If there's a single individual solely responsible for the new Santa
Fe Animal Shelter and all its grandeur, that person is Kate Rindy.
Executive director of the old shelter for a decade, Rindy worked exhaustively to drum up the millions of dollars so the new facility could be built. Although she stepped down shortly after the shelter opened in July and now lives in Massachusetts, far removed from the animal welfare world, Rindy still thinks about the shelter and its animals often.
When told of the recent rumblings, Rindy offers strong support for Duane Adams. She points out that just because the new facility is bigger and better in no way means euthanasia will stop.
"People don't understand the harsh reality that having a surplus of animals creates," she says. "As long as you have too many animals and not enough homes, you have to make tough decisions."
Rindy also understands the sobering toll such decisions can have.
"I can't count the number of times my heart was broken, or the number of times I'd find a staff member sobbing outside," Rindy says. "There's always a way we can say we didn't do enough."
Fuqua and Rehner remain convinced of exactly that. In their minds, if the euthanasia to adoption rate is so solid now, imagine how much better it would be if the shelter wasn't simply sitting back and waiting.
"When you talk about moving dogs through a facility, when you talk about them like numbers, it's horribly disappointing," Fuqua says.

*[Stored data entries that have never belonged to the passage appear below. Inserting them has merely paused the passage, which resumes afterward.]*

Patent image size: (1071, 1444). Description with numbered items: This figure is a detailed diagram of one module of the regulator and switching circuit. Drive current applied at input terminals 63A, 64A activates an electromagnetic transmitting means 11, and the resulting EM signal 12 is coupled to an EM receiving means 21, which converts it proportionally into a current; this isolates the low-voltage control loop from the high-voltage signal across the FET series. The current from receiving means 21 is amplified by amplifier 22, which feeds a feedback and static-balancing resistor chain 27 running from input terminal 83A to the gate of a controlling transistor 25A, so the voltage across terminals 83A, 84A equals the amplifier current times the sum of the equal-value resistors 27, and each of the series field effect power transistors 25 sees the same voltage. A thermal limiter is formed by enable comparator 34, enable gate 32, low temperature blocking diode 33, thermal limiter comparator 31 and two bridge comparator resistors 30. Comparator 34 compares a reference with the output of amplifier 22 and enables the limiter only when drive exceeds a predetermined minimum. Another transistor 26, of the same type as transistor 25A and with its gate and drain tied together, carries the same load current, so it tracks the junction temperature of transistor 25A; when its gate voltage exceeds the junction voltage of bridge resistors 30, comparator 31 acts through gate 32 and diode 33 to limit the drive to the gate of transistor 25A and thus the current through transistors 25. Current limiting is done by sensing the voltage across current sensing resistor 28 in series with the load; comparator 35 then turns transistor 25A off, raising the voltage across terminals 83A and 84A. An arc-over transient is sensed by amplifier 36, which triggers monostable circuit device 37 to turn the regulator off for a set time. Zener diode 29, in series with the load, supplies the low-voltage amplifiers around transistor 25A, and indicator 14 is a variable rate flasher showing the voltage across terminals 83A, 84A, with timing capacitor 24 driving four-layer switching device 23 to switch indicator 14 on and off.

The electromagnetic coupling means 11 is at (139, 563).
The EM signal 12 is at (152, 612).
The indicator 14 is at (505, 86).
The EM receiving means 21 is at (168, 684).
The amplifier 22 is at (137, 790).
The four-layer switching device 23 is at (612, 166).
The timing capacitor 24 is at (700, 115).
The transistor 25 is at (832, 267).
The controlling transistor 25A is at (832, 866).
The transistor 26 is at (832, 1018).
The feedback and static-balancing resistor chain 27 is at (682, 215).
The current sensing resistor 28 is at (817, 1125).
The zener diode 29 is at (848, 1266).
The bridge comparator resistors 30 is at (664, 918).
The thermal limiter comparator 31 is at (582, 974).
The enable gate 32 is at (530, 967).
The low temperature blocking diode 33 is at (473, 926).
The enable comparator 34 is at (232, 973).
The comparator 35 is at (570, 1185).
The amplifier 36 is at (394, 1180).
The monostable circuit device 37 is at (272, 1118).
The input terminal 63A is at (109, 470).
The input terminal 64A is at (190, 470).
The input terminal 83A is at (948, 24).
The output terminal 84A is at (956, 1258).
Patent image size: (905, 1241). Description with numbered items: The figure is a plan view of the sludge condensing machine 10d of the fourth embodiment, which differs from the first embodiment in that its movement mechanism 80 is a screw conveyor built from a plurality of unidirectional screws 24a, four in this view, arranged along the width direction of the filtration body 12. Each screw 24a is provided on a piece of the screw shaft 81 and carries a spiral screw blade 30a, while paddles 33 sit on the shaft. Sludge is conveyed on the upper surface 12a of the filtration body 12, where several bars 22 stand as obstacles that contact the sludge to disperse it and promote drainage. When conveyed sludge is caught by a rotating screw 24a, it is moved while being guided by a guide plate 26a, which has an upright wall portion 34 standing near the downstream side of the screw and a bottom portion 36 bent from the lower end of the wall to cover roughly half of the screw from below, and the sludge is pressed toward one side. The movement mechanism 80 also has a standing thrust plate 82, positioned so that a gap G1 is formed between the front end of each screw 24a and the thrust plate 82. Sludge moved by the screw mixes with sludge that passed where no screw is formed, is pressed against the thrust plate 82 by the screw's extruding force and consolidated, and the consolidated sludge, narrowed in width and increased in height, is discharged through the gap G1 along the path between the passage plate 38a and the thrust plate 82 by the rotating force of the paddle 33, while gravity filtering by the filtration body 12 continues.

Meanwhile Duane Adams is in the midst of organizing an ambitious regional spay and neuter campaign he hopes will ultimately reduce the need for euthanasia in northern New Mexico. The campaign already is earning him praise from local animal advocates and his counterparts in Española.
Adams also is making another promise: that the shelter will focus more on adoption outreach.
"We're going to be unrolling additional programs in the coming year," he says. "We can always be doing more."
And for some dogs, it will always be too late.
J Christopher Dupuy contributed reporting to this article.